Quelle: G.Skill / Montage: Sven Bauduin

DDR6-Arbeitsspeicher der nächsten Generation wird wenig überraschend deutlich schneller als aktueller DDR5-Arbeitsspeicher, doch könnte insbesondere im Desktop-PC möglicherweise noch eine ganze Zeit lang auf sich warten lassen.

DDR6 SDRAM, wird als Arbeitsspeicher der nächsten Generation wenig überraschend deutlich schneller als der aktuell gebräuchliche DDR5-Arbeitsspeicher und bei seiner Einführung mit Speichergeschwindigkeiten von 8.800 bis 17.600 MT/s spezifiziert werden. Wie bereits im Juli 2025 aus einer Dokumentation der Organisation zur Standardisierung von Halbleiter-Chips, der JEDEC, hervorgegangen ist, sollen perspektivisch einmal bis zu 21.000 MT/s ("DDR6-21000") erreicht werden.

DDR6 Quelle: JEDEC Wie aus dem Bericht der chinesischen Website China Times hervorgeht, auf den sich auch TrendForce beruft, haben nunmehr sämtliche führende DRAM-Hersteller, darunter Samsung, Micron und SK Hynix, bereits ihre DDR6-Produktion eingeleitet und konzentrieren sich derzeit auf das finale Design der Speicherbausteine ("ICs") und die Controller-Validierung sowie das Packaging. Die ersten Prototypen seien verfügbar, weshalb AMD und Intel schon für Schnittstellentests mit im Boot sitzen, so das chinesische Wirtschaftsmagazin. Der Marktstart werde bereits vorbereitet.

Startet DDR6 im Desktop-PC erst 2030?

Während TrendForce und die China Times im Juli noch von einer Markteinführung im Jahre 2026 und einer Massenproduktion ab 2027 sprachen, zeichnen die neuesten Präsentationen von SK Hynix (via 포시포시) ein anderes Bild. So sieht der südkoreanische Halbleiterhersteller den Start von DDR6 erst 2029/30.

DDR6 SK Hynix Quelle: SK Hynix (via포시포시) Die China Times ging noch im Juli 2025 davon aus, dass die ersten professionellen Systeme, wie Supercomputer für HPC ("High-Performance Computing") und KI-Server bereits im kommenden Jahr mit DDR6-Arbeitsspeicher an den Start gehen. Der Desktop-PC würde, sollte sich die Roadmap von SK Hynix bestätigen, mit vergleichsweise großem zeitlichen Abstand folgen.

Zu Beginn wird von DDR6-9600 bis DDR6-12800, später dann von DDR6-14400 bis DDR6-17600 ausgegangen. DDR6-21000 wird dann voraussichtlich als mögliche letzte Ausbaustufe gezündet werden, während solche Speicherriegel dann wohl als OC-Module gehandelt werden.

Strukturell soll DDR6 zu einem Multi-Channel-Design mit insgesamt vier 24-Bit breiten Sub-Channels übergehen, was zu einem noch höheren Speicherdurchsatz und einer verbesserten Bandbreitennutzung beitragen wird. Aktueller DDR5-Speicher nutzt hingegen nur zwei 32-Bit breite Sub-Channels und wird deutlich übertroffen.

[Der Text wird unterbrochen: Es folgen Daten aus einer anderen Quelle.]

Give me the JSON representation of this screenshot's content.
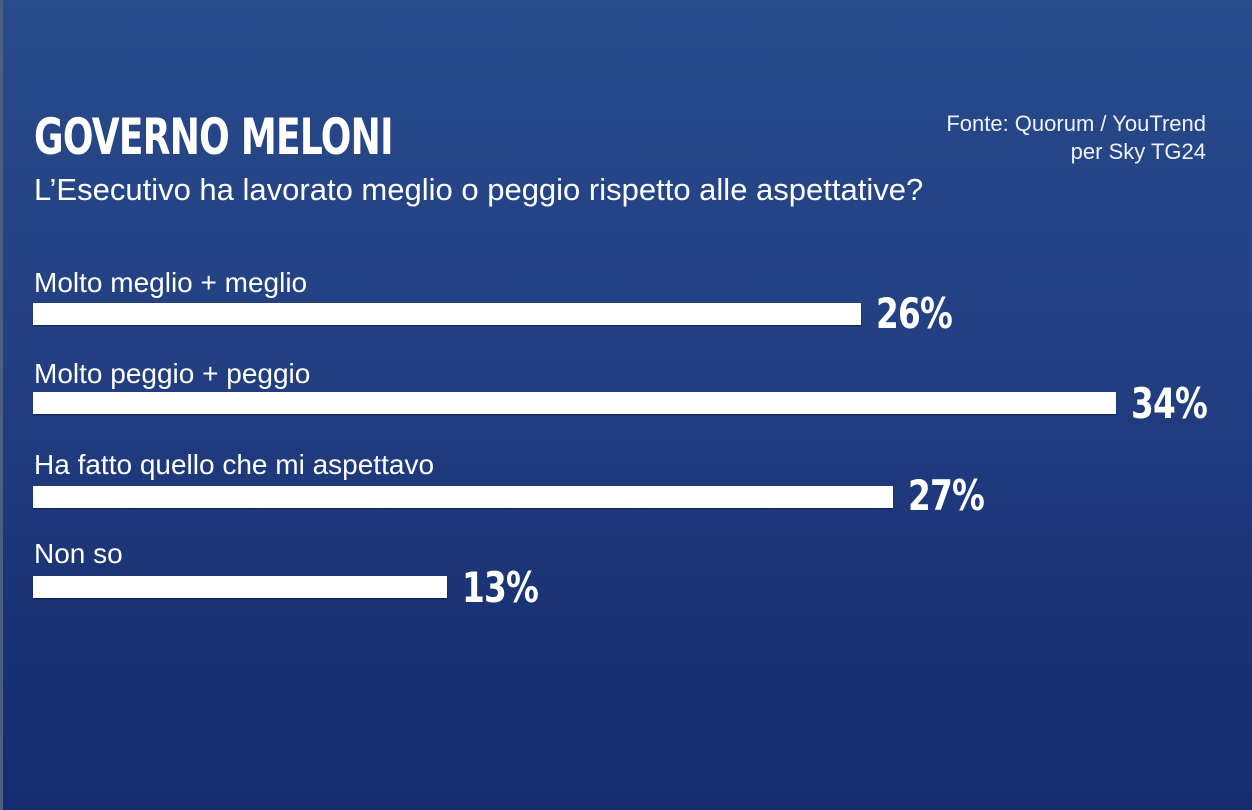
{
  "header": {
    "title": "GOVERNO MELONI",
    "subtitle": "L’Esecutivo ha lavorato meglio o peggio rispetto alle aspettative?",
    "source_line1": "Fonte: Quorum / YouTrend",
    "source_line2": "per Sky TG24"
  },
  "rows": [
    {
      "label": "Molto meglio + meglio",
      "value": 26,
      "value_label": "26%"
    },
    {
      "label": "Molto peggio + peggio",
      "value": 34,
      "value_label": "34%"
    },
    {
      "label": "Ha fatto quello che mi aspettavo",
      "value": 27,
      "value_label": "27%"
    },
    {
      "label": "Non so",
      "value": 13,
      "value_label": "13%"
    }
  ],
  "colors": {
    "background_top": "#284b8a",
    "background_bottom": "#152d6f",
    "bar": "#ffffff",
    "text": "#ffffff"
  },
  "chart_data": {
    "type": "bar",
    "orientation": "horizontal",
    "title": "GOVERNO MELONI",
    "subtitle": "L’Esecutivo ha lavorato meglio o peggio rispetto alle aspettative?",
    "source": "Fonte: Quorum / YouTrend per Sky TG24",
    "categories": [
      "Molto meglio + meglio",
      "Molto peggio + peggio",
      "Ha fatto quello che mi aspettavo",
      "Non so"
    ],
    "values": [
      26,
      34,
      27,
      13
    ],
    "unit": "%",
    "data_labels": [
      "26%",
      "34%",
      "27%",
      "13%"
    ],
    "xlabel": "",
    "ylabel": "",
    "grid": false,
    "legend": null
  }
}
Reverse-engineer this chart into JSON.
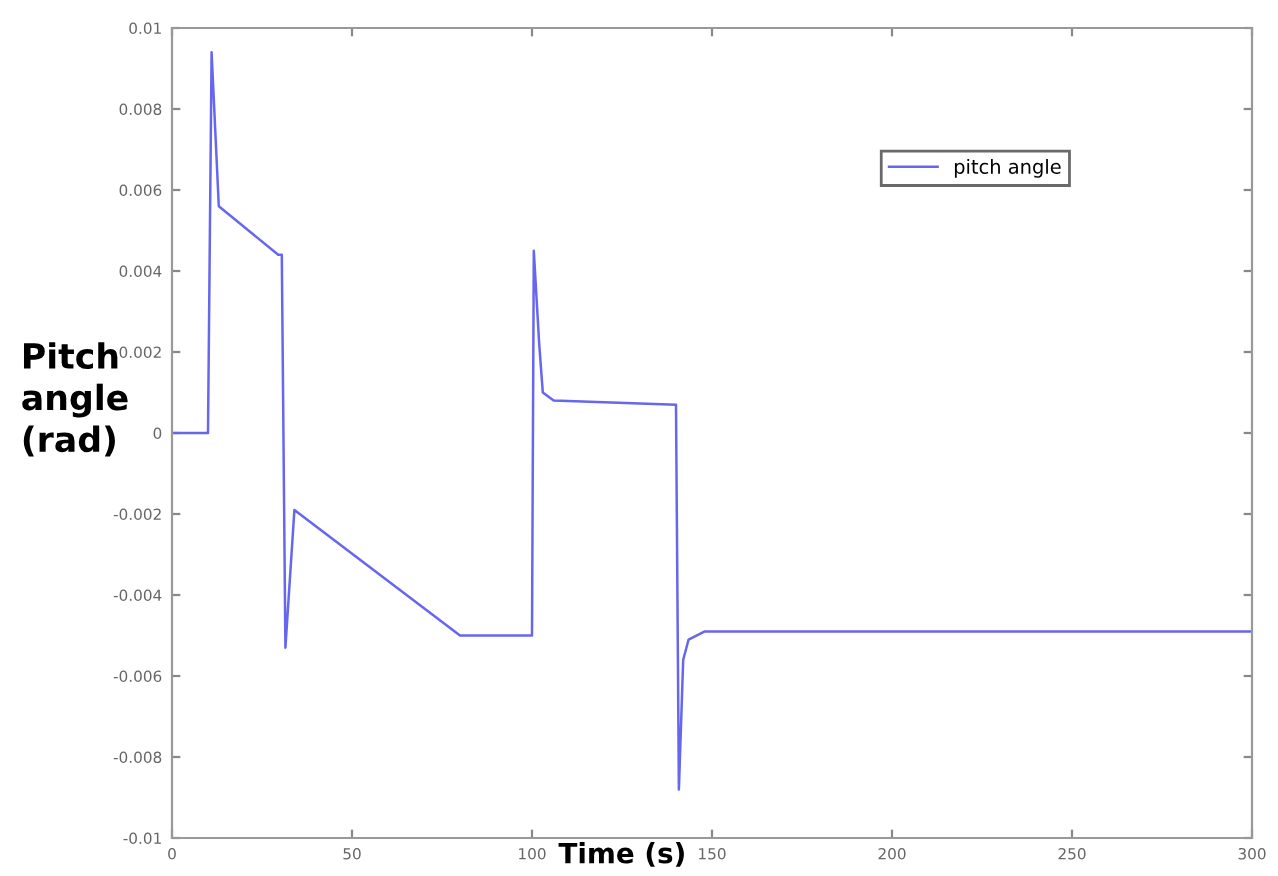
{
  "chart_data": {
    "type": "line",
    "xlabel": "Time (s)",
    "ylabel": "Pitch angle (rad)",
    "xlim": [
      0,
      300
    ],
    "xticks": [
      0,
      50,
      100,
      150,
      200,
      250,
      300
    ],
    "ylim": [
      -0.01,
      0.01
    ],
    "yticks": [
      -0.01,
      -0.008,
      -0.006,
      -0.004,
      -0.002,
      0,
      0.002,
      0.004,
      0.006,
      0.008,
      0.01
    ],
    "legend": "top right",
    "grid": false,
    "series": [
      {
        "name": "pitch angle",
        "color": "#6666ee",
        "x": [
          0,
          10,
          11,
          13,
          29.5,
          30.5,
          31.5,
          34,
          80,
          100,
          100.5,
          102,
          103,
          106,
          140,
          140.8,
          142,
          143.5,
          148,
          300
        ],
        "values": [
          0,
          0,
          0.0094,
          0.0056,
          0.0044,
          0.0044,
          -0.0053,
          -0.0019,
          -0.005,
          -0.005,
          0.0045,
          0.0022,
          0.001,
          0.0008,
          0.0007,
          -0.0088,
          -0.0056,
          -0.0051,
          -0.0049,
          -0.0049
        ]
      }
    ]
  }
}
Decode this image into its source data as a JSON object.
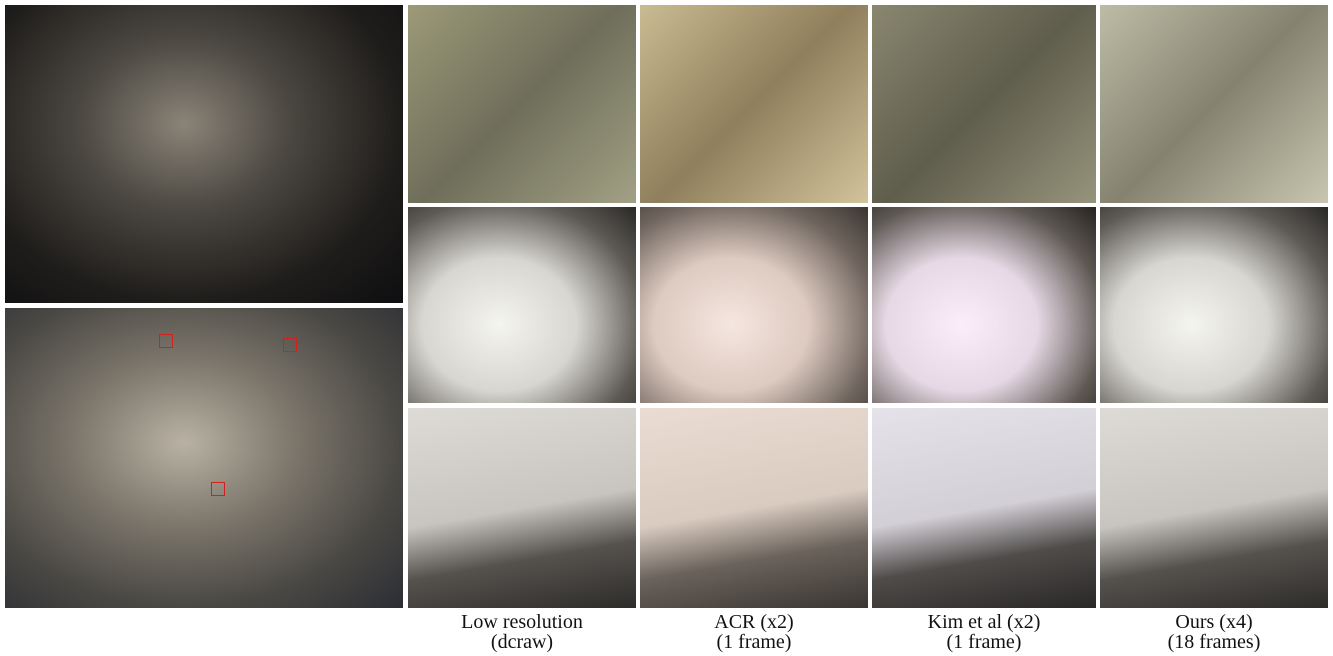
{
  "figure": {
    "columns": [
      {
        "label": "Low resolution",
        "sublabel": "(dcraw)"
      },
      {
        "label": "ACR (x2)",
        "sublabel": "(1 frame)"
      },
      {
        "label": "Kim et al (x2)",
        "sublabel": "(1 frame)"
      },
      {
        "label": "Ours (x4)",
        "sublabel": "(18 frames)"
      }
    ]
  }
}
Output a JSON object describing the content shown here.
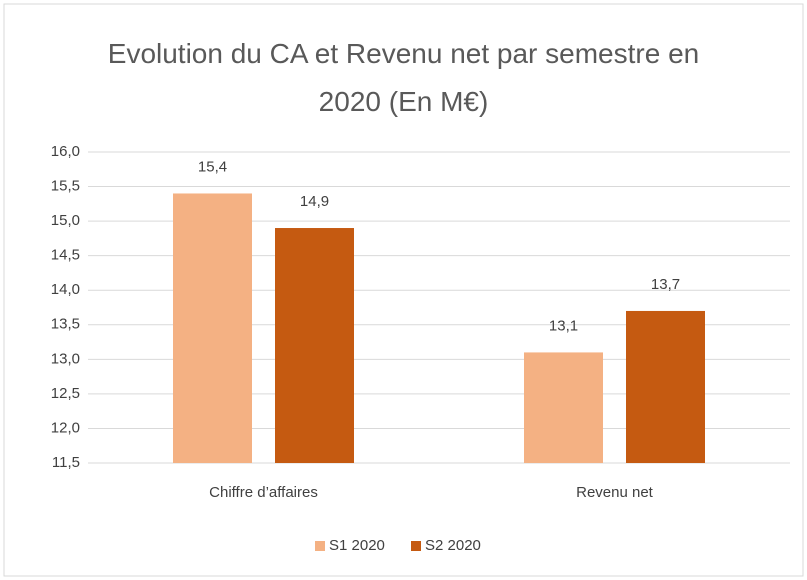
{
  "chart_data": {
    "type": "bar",
    "title": "Evolution du CA et Revenu net par semestre en 2020 (En M€)",
    "categories": [
      "Chiffre d’affaires",
      "Revenu net"
    ],
    "series": [
      {
        "name": "S1 2020",
        "color": "#f4b183",
        "values": [
          15.4,
          13.1
        ],
        "value_labels": [
          "15,4",
          "13,1"
        ]
      },
      {
        "name": "S2 2020",
        "color": "#c55a11",
        "values": [
          14.9,
          13.7
        ],
        "value_labels": [
          "14,9",
          "13,7"
        ]
      }
    ],
    "ylim": [
      11.5,
      16.0
    ],
    "yticks": [
      {
        "value": 11.5,
        "label": "11,5"
      },
      {
        "value": 12.0,
        "label": "12,0"
      },
      {
        "value": 12.5,
        "label": "12,5"
      },
      {
        "value": 13.0,
        "label": "13,0"
      },
      {
        "value": 13.5,
        "label": "13,5"
      },
      {
        "value": 14.0,
        "label": "14,0"
      },
      {
        "value": 14.5,
        "label": "14,5"
      },
      {
        "value": 15.0,
        "label": "15,0"
      },
      {
        "value": 15.5,
        "label": "15,5"
      },
      {
        "value": 16.0,
        "label": "16,0"
      }
    ],
    "grid": true,
    "legend": "bottom"
  }
}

LPDDR6 soll DDR6 deutlich voraus sein

Anders als klassischer DDR6-Arbeitsspeicher soll LPDDR6, welcher mit 10.667 bis 14.400 MT/s von der JEDEC spezifiziert wird, laut der Roadmap von SK Hynix bereits zwischen 2026 und 2028 an den Start gehen. Hiervon profitieren insbesondere leistungsstakre APUs mit integrierten IGPs, Notebooks und Mobilgeräte.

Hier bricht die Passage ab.